# lawn striping question



## jhack836 (Feb 11, 2012)

how do I get my lawn to look like pic 1 or pic 3 and not pic 2. pic 2 I took after a long summer drought so I know the grass isn't the best but this yr it is fuller and greener and it still looking like that. how do I get the lines to be either dark or light and without that stripe in the middle of each pass. do I need a roller or is there more to it? or is it the professionals? but i have neighbors that make their grass look like pic 3 so there has to be something. is it just my deck? I have a scotts 42 in.


----------



## djlandkpl (Jan 29, 2013)

It's from cutting in alternating directions, easiest done with a zero turn mower. There is a striping accessory for some mowers which basically pulls the grass blades in the same direction.


----------



## jhack836 (Feb 11, 2012)

djlandkpl said:


> It's from cutting in alternating directions, easiest done with a zero turn mower.
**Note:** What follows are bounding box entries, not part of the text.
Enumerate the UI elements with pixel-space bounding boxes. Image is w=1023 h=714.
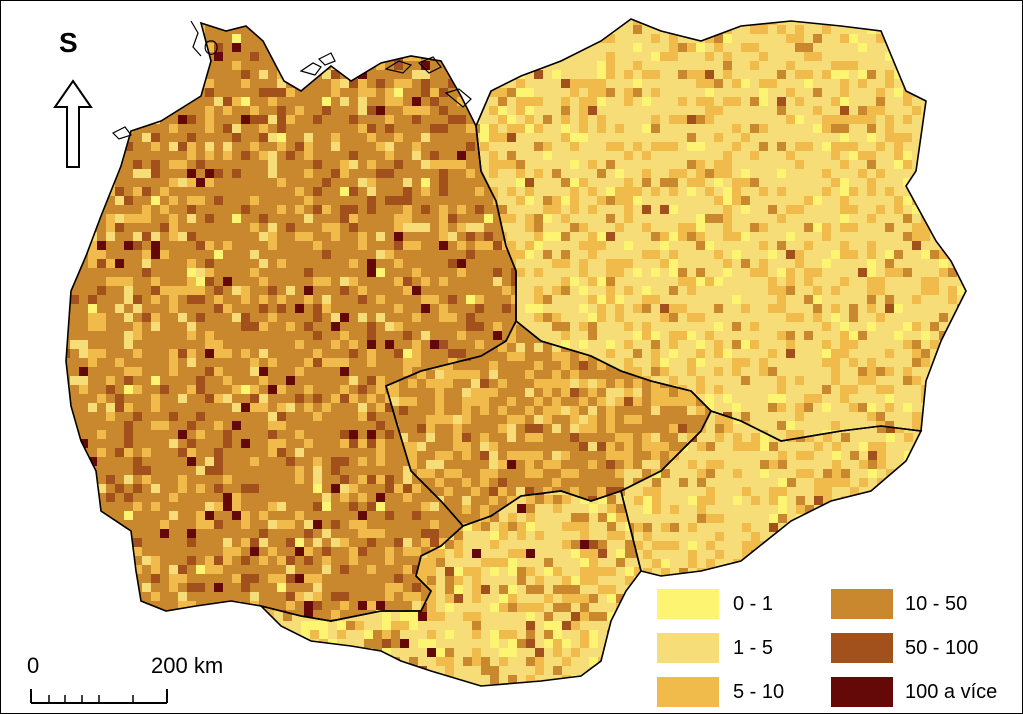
legend-label-100-plus: 100 a více [905, 681, 998, 703]
legend-swatch-0-1 [657, 589, 719, 619]
north-label: S [59, 27, 78, 58]
legend-swatch-5-10 [657, 677, 719, 707]
scale-bar [30, 689, 168, 704]
legend-swatch-100-plus [831, 677, 893, 707]
legend-swatch-1-5 [657, 633, 719, 663]
legend-swatch-10-50 [831, 589, 893, 619]
legend-label-10-50: 10 - 50 [905, 593, 968, 615]
legend-label-1-5: 1 - 5 [733, 637, 774, 659]
north-arrow-icon [53, 79, 93, 168]
scale-zero-label: 0 [27, 653, 40, 678]
coast-islands [111, 20, 472, 140]
legend-swatch-50-100 [831, 633, 893, 663]
legend-label-5-10: 5 - 10 [733, 681, 785, 703]
legend-label-0-1: 0 - 1 [733, 593, 774, 615]
legend-label-50-100: 50 - 100 [905, 637, 979, 659]
scale-end-label: 200 km [151, 653, 224, 678]
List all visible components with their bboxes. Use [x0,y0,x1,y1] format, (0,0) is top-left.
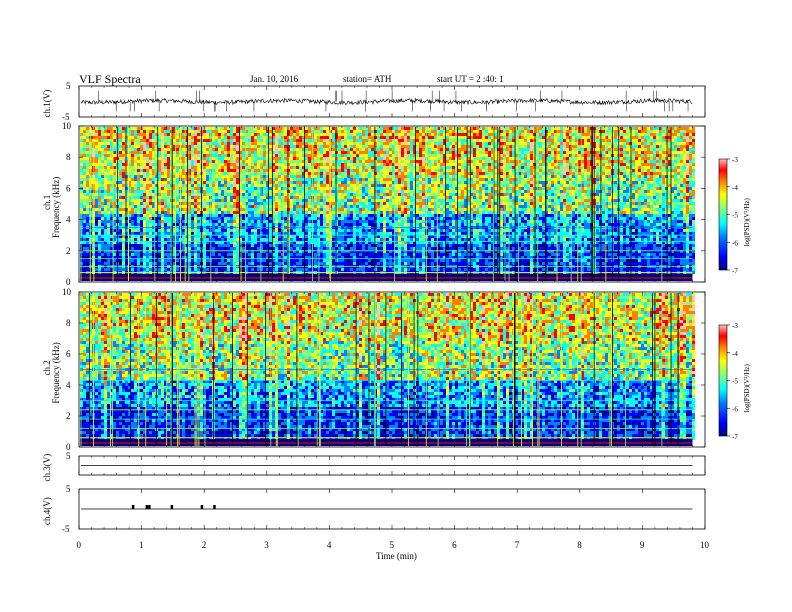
x-tick-label: 10 [700,540,710,550]
series-line-ch1 [81,98,692,104]
x-tick-label: 4 [327,540,332,550]
x-tick-label: 5 [390,540,395,550]
x-axis-label: Time (min) [376,551,417,561]
colorbar-tick-label: -5 [732,212,738,220]
waveform-spike [132,505,135,509]
y-tick-label: 6 [66,183,71,193]
colorbar-tick-label: -7 [732,433,738,441]
y-tick-label: 4 [66,215,71,225]
waveform-spike [148,505,151,509]
waveform-spike [146,505,149,509]
y-axis-label-ch1: ch.1(V) [42,90,52,118]
y-tick-label: 10 [62,121,72,131]
y-tick-label: 8 [66,152,71,162]
waveform-spike [201,505,204,509]
x-tick-label: 3 [264,540,269,550]
colorbar-label: log(PSD)(V²/Hz) [743,197,751,246]
y-tick-label: 6 [66,349,71,359]
y-tick-label: 5 [66,484,71,494]
colorbar-tick-label: -6 [732,239,738,247]
y-tick-label: 2 [66,411,71,421]
x-tick-label: 8 [577,540,582,550]
y-tick-label: 8 [66,318,71,328]
y-tick-label: 2 [66,246,71,256]
y-tick-label: -5 [62,524,70,534]
y-axis-label-frequency: Frequency (kHz) [51,342,61,403]
y-tick-label: 5 [66,451,71,461]
y-tick-label: 5 [66,81,71,91]
y-axis-label-ch4: ch.4(V) [42,497,52,525]
colorbar-tick-label: -3 [732,156,738,164]
waveform-spike [171,505,174,509]
y-axis-label-frequency: Frequency (kHz) [51,177,61,238]
x-tick-label: 6 [452,540,457,550]
vlf-spectra-figure: 5-5ch.1(V)0246810ch.1 Frequency (kHz)-3-4… [0,0,792,612]
ch2-spectrogram-colorbar [719,325,727,436]
ch1-spectrogram-heatmap [80,127,695,281]
colorbar-tick-label: -6 [732,405,738,413]
y-axis-label-ch3: ch.3(V) [42,454,52,482]
x-tick-label: 1 [139,540,144,550]
x-tick-label: 0 [77,540,82,550]
y-tick-label: 10 [62,287,72,297]
x-tick-label: 7 [515,540,520,550]
colorbar-tick-label: -4 [732,184,738,192]
colorbar-label: log(PSD)(V²/Hz) [743,363,751,412]
x-tick-label: 9 [640,540,645,550]
y-tick-label: 0 [66,277,71,287]
y-tick-label: 4 [66,380,71,390]
ch1-spectrogram-colorbar [719,159,727,270]
x-tick-label: 2 [202,540,207,550]
ch2-spectrogram-heatmap [80,293,695,446]
colorbar-tick-label: -3 [732,322,738,330]
colorbar-tick-label: -5 [732,378,738,386]
colorbar-tick-label: -4 [732,350,738,358]
colorbar-tick-label: -7 [732,267,738,275]
waveform-spike [213,505,216,509]
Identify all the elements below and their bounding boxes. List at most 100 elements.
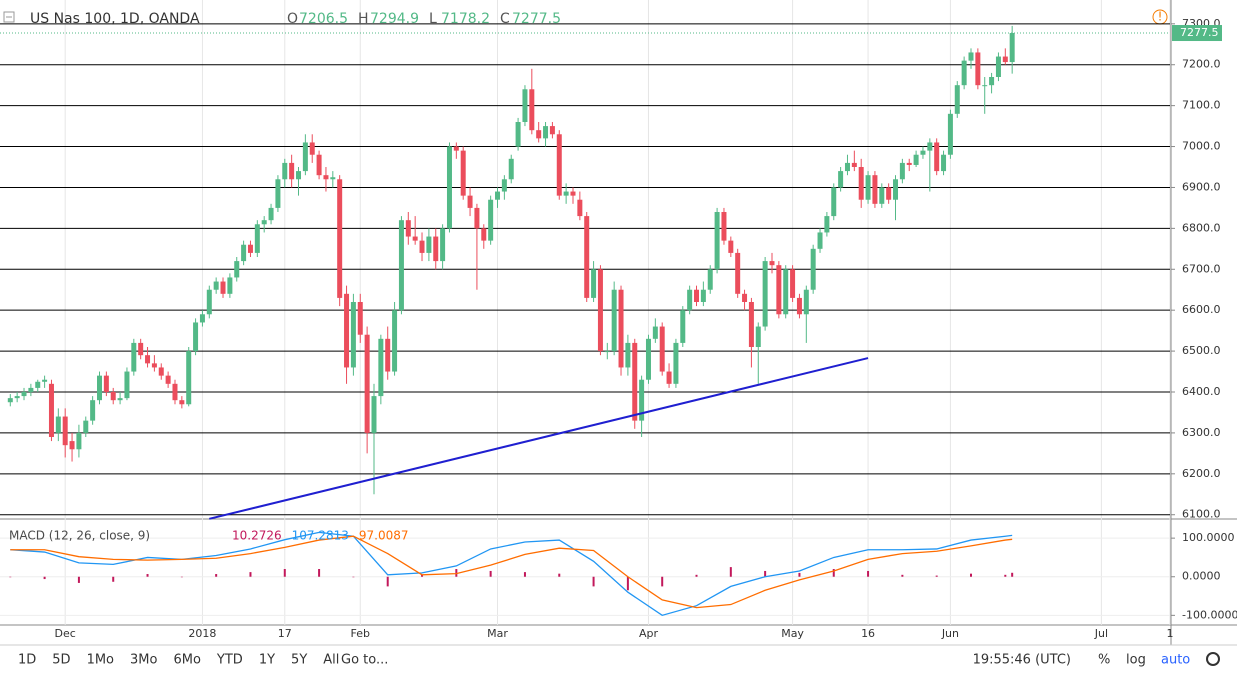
candle-body [234,261,240,278]
candle-body [591,269,597,298]
candle-body [316,154,322,176]
settings-icon[interactable] [1206,652,1220,666]
candle-body [440,228,446,262]
y-tick-label: 6900.0 [1182,180,1221,193]
range-button[interactable]: 1Y [259,653,275,668]
macd-histogram-bar [729,567,732,577]
candle-body [584,216,590,298]
last-price-tag [1172,25,1222,42]
candle-body [604,351,610,353]
scale-option[interactable]: log [1126,653,1146,668]
ohlc-letter: H [358,11,369,27]
candle-body [378,338,384,397]
candle-body [28,387,34,392]
ohlc-letter: O [287,11,298,27]
candle-body [193,322,199,352]
alert-icon[interactable]: ! [1158,10,1163,24]
candle-body [886,187,892,200]
macd-histogram-bar [77,576,80,583]
candle-body [227,277,233,294]
ohlc-value: 7178.2 [441,11,490,27]
range-button[interactable]: 1Mo [87,653,114,668]
candle-body [941,154,947,172]
candle-body [721,212,727,241]
macd-histogram-bar [661,576,664,587]
candle-body [995,56,1001,77]
candle-body [543,126,549,139]
candle-body [35,381,41,388]
candle-body [618,289,624,368]
candle-body [927,142,933,151]
x-tick-label: 1 [1167,627,1174,640]
symbol-title: US Nas 100, 1D, OANDA [30,11,200,27]
collapse-icon[interactable] [3,11,15,23]
clock: 19:55:46 (UTC) [973,653,1071,668]
candle-body [131,342,137,372]
y-tick-label: 6100.0 [1182,508,1221,521]
candle-body [206,289,212,315]
candle-body [371,396,377,433]
candle-body [172,383,178,401]
candle-body [783,269,789,315]
ohlc-value: 7294.9 [370,11,419,27]
candle-body [275,179,281,208]
candle-body [460,150,466,196]
x-tick-label: Dec [55,627,76,640]
macd-histogram-bar [969,573,972,577]
goto-button[interactable]: Go to... [341,653,388,668]
ohlc-letter: L [429,11,437,27]
macd-histogram-bar [626,576,629,591]
candle-body [982,85,988,87]
macd-legend-value: 107.2813 [292,529,349,543]
candle-body [913,154,919,165]
candle-body [282,162,288,180]
candle-body [241,244,247,262]
candle-body [865,175,871,200]
y-tick-label: 6200.0 [1182,467,1221,480]
candle-body [769,261,775,266]
candle-body [570,191,576,196]
range-button[interactable]: 5D [52,653,70,668]
range-button[interactable]: 5Y [291,653,307,668]
x-tick-label: Mar [487,627,508,640]
scale-option[interactable]: % [1098,653,1110,668]
x-tick-label: May [781,627,804,640]
scale-option[interactable]: auto [1161,653,1190,668]
candle-body [817,232,823,249]
candle-body [83,420,89,433]
range-button[interactable]: 1D [18,653,36,668]
candle-body [453,146,459,151]
candle-body [124,371,130,399]
range-button[interactable]: All [323,653,339,668]
candle-body [296,171,302,180]
macd-histogram-bar [832,569,835,577]
candle-body [474,207,480,229]
candle-body [508,158,514,180]
macd-histogram-bar [867,570,870,577]
candle-body [55,416,61,433]
candle-body [501,179,507,192]
candle-body [728,240,734,253]
ohlc-value: 7277.5 [512,11,561,27]
macd-histogram-bar [9,576,12,578]
candle-body [165,375,171,384]
candle-body [97,375,103,401]
macd-histogram-bar [558,573,561,577]
macd-histogram-bar [1011,572,1014,577]
candle-body [7,398,13,403]
macd-histogram-bar [592,576,595,587]
candle-body [893,179,899,200]
range-button[interactable]: 3Mo [130,653,157,668]
range-button[interactable]: YTD [216,653,243,668]
range-button[interactable]: 6Mo [173,653,200,668]
candle-body [48,383,54,437]
macd-histogram-bar [1004,574,1007,577]
x-tick-label: 17 [278,627,292,640]
macd-histogram-bar [695,574,698,577]
candle-body [577,199,583,217]
candle-body [989,77,995,86]
y-tick-label: 6600.0 [1182,303,1221,316]
candle-body [597,269,603,352]
y-tick-label: 7100.0 [1182,99,1221,112]
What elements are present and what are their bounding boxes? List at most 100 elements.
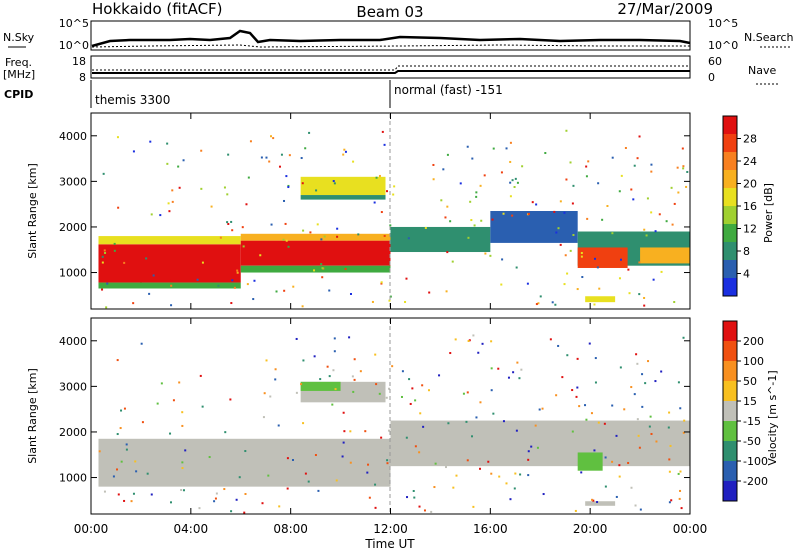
echo-point — [606, 204, 609, 207]
noise-search-trace — [91, 44, 690, 48]
echo-point — [627, 268, 630, 271]
echo-point — [349, 461, 352, 464]
echo-point — [308, 131, 311, 134]
echo-point — [113, 249, 116, 252]
echo-point — [132, 150, 135, 153]
velocity-panel: 1000 2000 3000 4000 Slant Range [km] — [26, 317, 691, 515]
echo-point — [620, 174, 623, 177]
echo-point — [433, 486, 436, 489]
echo-point — [351, 375, 354, 378]
echo-point — [263, 241, 266, 244]
freq-right-tick-bottom: 0 — [708, 71, 715, 84]
echo-point — [668, 470, 671, 473]
echo-point — [343, 430, 346, 433]
echo-point — [249, 140, 252, 143]
colorbar-swatch — [723, 116, 737, 135]
colorbar-swatch — [723, 152, 737, 171]
echo-point — [449, 352, 452, 355]
echo-point — [500, 283, 503, 286]
echo-point — [643, 304, 646, 307]
echo-point — [245, 203, 248, 206]
echo-point — [432, 178, 435, 181]
colorbar-swatch — [723, 441, 737, 462]
echo-band — [98, 438, 391, 487]
echo-point — [349, 458, 352, 461]
echo-point — [480, 219, 483, 222]
echo-point — [683, 419, 686, 422]
colorbar-swatch — [723, 361, 737, 382]
echo-point — [644, 382, 647, 385]
echo-point — [619, 366, 622, 369]
colorbar-swatch — [723, 242, 737, 261]
echo-point — [527, 458, 530, 461]
echo-point — [149, 140, 152, 143]
echo-point — [489, 254, 492, 257]
echo-point — [146, 472, 149, 475]
echo-point — [230, 302, 233, 305]
echo-point — [380, 211, 383, 214]
echo-point — [106, 282, 109, 285]
echo-point — [509, 195, 512, 198]
echo-point — [319, 378, 322, 381]
echo-point — [498, 475, 501, 478]
echo-point — [388, 429, 391, 432]
echo-point — [380, 436, 383, 439]
echo-point — [676, 166, 679, 169]
echo-point — [446, 251, 449, 254]
echo-point — [286, 457, 289, 460]
echo-point — [314, 454, 317, 457]
echo-point — [181, 411, 184, 414]
echo-point — [509, 498, 512, 501]
echo-point — [120, 409, 123, 412]
echo-point — [333, 182, 336, 185]
echo-point — [283, 199, 286, 202]
echo-point — [650, 170, 653, 173]
echo-point — [660, 370, 663, 373]
echo-point — [497, 367, 500, 370]
echo-point — [471, 157, 474, 160]
echo-point — [336, 227, 339, 230]
echo-point — [481, 342, 484, 345]
echo-point — [630, 386, 633, 389]
echo-point — [238, 476, 241, 479]
echo-point — [447, 422, 450, 425]
station-title: Hokkaido (fitACF) — [92, 0, 223, 18]
colorbar-tick-label: 20 — [743, 178, 757, 191]
echo-point — [635, 353, 638, 356]
colorbar-swatch — [723, 321, 737, 342]
echo-point — [502, 420, 505, 423]
echo-point — [180, 488, 183, 491]
echo-point — [375, 383, 378, 386]
echo-point — [241, 226, 244, 229]
echo-point — [326, 365, 329, 368]
echo-point — [424, 226, 427, 229]
echo-point — [624, 146, 627, 149]
echo-point — [564, 254, 567, 257]
echo-point — [667, 426, 670, 429]
colorbar-swatch — [723, 401, 737, 422]
colorbar-swatch — [723, 224, 737, 243]
echo-point — [534, 424, 537, 427]
echo-band — [577, 247, 628, 268]
echo-point — [342, 441, 345, 444]
colorbar-tick-label: 8 — [743, 245, 750, 258]
echo-band — [300, 176, 386, 196]
echo-point — [636, 418, 639, 421]
echo-point — [451, 260, 454, 263]
echo-point — [219, 236, 222, 239]
echo-point — [526, 282, 529, 285]
echo-point — [123, 407, 126, 410]
echo-point — [559, 200, 562, 203]
echo-point — [603, 422, 606, 425]
echo-point — [615, 495, 618, 498]
echo-point — [113, 242, 116, 245]
echo-point — [233, 286, 236, 289]
echo-point — [658, 213, 661, 216]
echo-point — [446, 153, 449, 156]
echo-point — [170, 284, 173, 287]
echo-point — [120, 460, 123, 463]
echo-point — [418, 451, 421, 454]
echo-point — [130, 500, 133, 503]
echo-point — [527, 450, 530, 453]
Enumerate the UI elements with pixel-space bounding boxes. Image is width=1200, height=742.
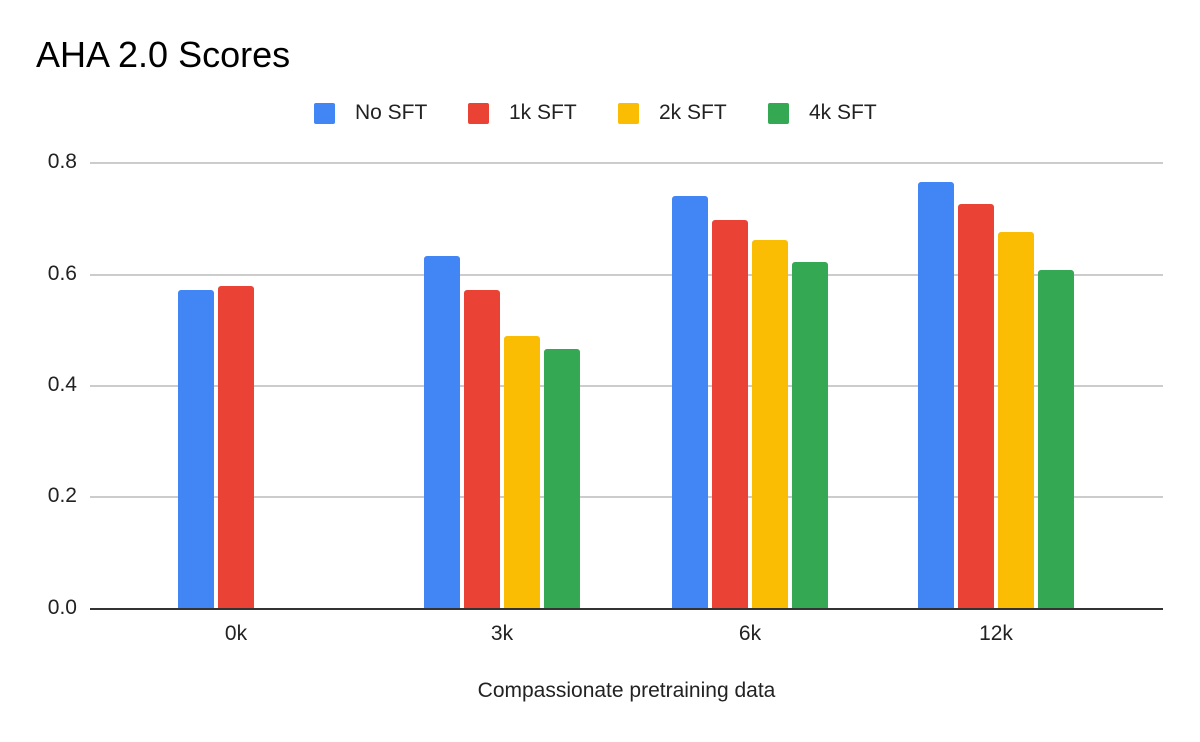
x-tick-label: 6k [738,622,762,645]
bar-6k-no-sft [672,195,708,609]
legend-item-2k-sft: 2k SFT [618,99,727,127]
legend-label: 2k SFT [659,101,727,124]
x-tick-label: 12k [979,622,1013,645]
x-axis-line [90,608,1163,610]
legend-item-1k-sft: 1k SFT [468,99,577,127]
legend-swatch-no-sft [314,102,335,124]
bar-3k-no-sft [424,256,460,609]
legend-item-4k-sft: 4k SFT [768,99,877,127]
x-tick-label: 0k [224,622,248,645]
y-tick-label: 0.6 [47,262,77,285]
legend-swatch-1k-sft [468,102,489,124]
bar-6k-1k-sft [712,219,748,609]
bar-12k-no-sft [918,181,954,609]
bar-3k-4k-sft [544,348,580,609]
bar-12k-2k-sft [998,232,1034,609]
bar-12k-1k-sft [958,204,994,609]
bar-0k-1k-sft [218,285,254,609]
bar-3k-1k-sft [464,290,500,609]
bar-0k-no-sft [178,289,214,609]
bar-6k-4k-sft [792,262,828,609]
bar-3k-2k-sft [504,336,540,609]
legend-label: 4k SFT [809,101,877,124]
chart-title: AHA 2.0 Scores [36,34,291,75]
x-axis-title: Compassionate pretraining data [477,679,776,702]
bar-6k-2k-sft [752,239,788,609]
gridline-0.2 [90,496,1163,498]
legend-item-no-sft: No SFT [314,99,427,127]
y-tick-label: 0.2 [47,484,77,507]
gridline-0.4 [90,385,1163,387]
gridline-0.8 [90,162,1163,164]
legend-label: 1k SFT [509,101,577,124]
bar-12k-4k-sft [1038,270,1074,609]
gridline-0.6 [90,274,1163,276]
legend-swatch-4k-sft [768,102,789,124]
legend: No SFT 1k SFT 2k SFT 4k SFT [0,99,1200,127]
legend-swatch-2k-sft [618,102,639,124]
y-tick-label: 0.0 [47,596,77,619]
x-tick-label: 3k [490,622,514,645]
legend-label: No SFT [355,101,428,124]
y-tick-label: 0.8 [47,150,77,173]
y-tick-label: 0.4 [47,373,77,396]
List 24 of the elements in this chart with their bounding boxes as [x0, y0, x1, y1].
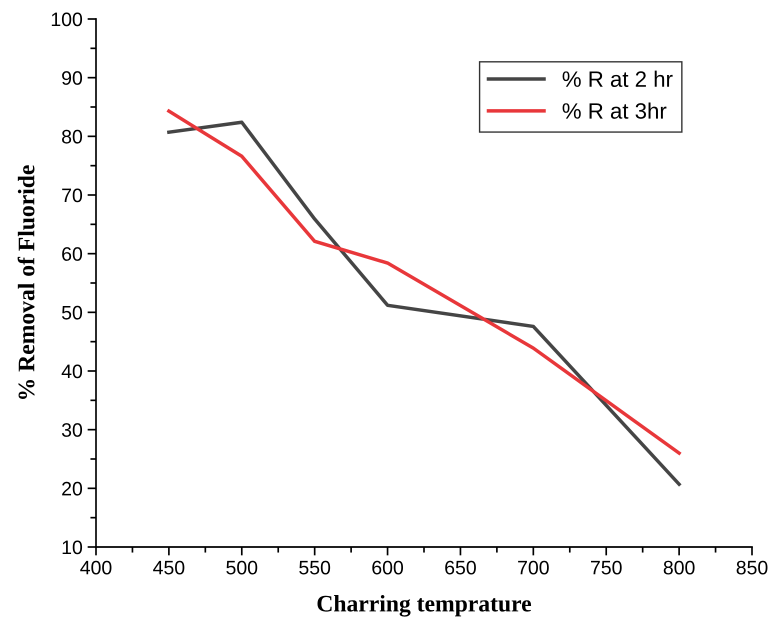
y-tick-label: 70	[62, 188, 82, 202]
y-tick-label: 40	[62, 364, 82, 378]
y-tick-label: 10	[62, 540, 82, 554]
y-tick-label: 30	[62, 423, 82, 437]
y-tick-label: 100	[52, 12, 82, 26]
x-tick-label: 600	[372, 560, 404, 574]
x-tick-label: 700	[518, 560, 549, 574]
y-tick-label: 20	[62, 482, 82, 496]
y-tick-label: 60	[62, 247, 82, 261]
x-tick-label: 400	[80, 560, 112, 574]
y-tick-label: 90	[62, 71, 82, 85]
x-tick-label: 450	[153, 560, 184, 574]
x-tick-label: 750	[591, 560, 622, 574]
x-tick-label: 500	[226, 560, 258, 574]
x-tick-label: 650	[445, 560, 476, 574]
x-tick-label: 800	[664, 560, 695, 574]
legend-label: % R at 2 hr	[562, 70, 673, 88]
y-tick-label: 50	[62, 306, 82, 320]
x-tick-label: 550	[299, 560, 330, 574]
x-axis-title: Charring temprature	[317, 594, 532, 617]
legend-label: % R at 3hr	[562, 102, 666, 119]
y-axis-title: % Removal of Fluoride	[18, 165, 35, 399]
x-tick-label: 850	[736, 560, 768, 574]
y-tick-label: 80	[62, 130, 82, 144]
There is a striping accessory for some mowers which basically pulls the grass blades in the same direction.


I do alternating ways but as you can see in pic 2 it looks nothing like the other pics and it has a line in the middle of mine. like something is wrong with the blades..


----------



## djlandkpl (Jan 29, 2013)

It could be related to the height you cut the grass. I think you get a better effect when the grass is longer. If you google lawn striper, you'll find some DIY ideas as well as products you can buy.


----------



## Tatertot (Jan 7, 2012)

It's grass just cut it.


----------



## ddawg16 (Aug 15, 2011)

Just drive in circles and random patterns.....


----------



## user1007 (Sep 23, 2009)

A sharp detatching or stripping blade that, as suggested, rakes the blades in one direction to a point is probably what they are using. And are they, or their lawn service, using a reel type rather than a rotary mower? That can provide the look as well just like vacuuming cleaning the thing. 

To each their own, but that look in photo three does nothing for me. Just looks like someone is bragging they mow their lawn. So?

The surface of yours looks a bit dry in your photo so if you are getting a "split ends" look on the surface you probably need to check your blade sharpness.


----------



## TarheelTerp (Jan 6, 2009)

jhack836 said:


> how do I get my lawn to look like pic 1 or pic 3
> do I need a roller or is there more to it?


There is a bit more to it but most of it will happen when you spend $300 or $400 on a striping tool that attaches to the back of the mower.

Open this Link


----------



## Windows on Wash (Aug 30, 2011)

Some of the commercial grade mowers also create such good vacuum that they do not require a striping kit to leave those lines.

The striping kits ensure that you will get them though.


----------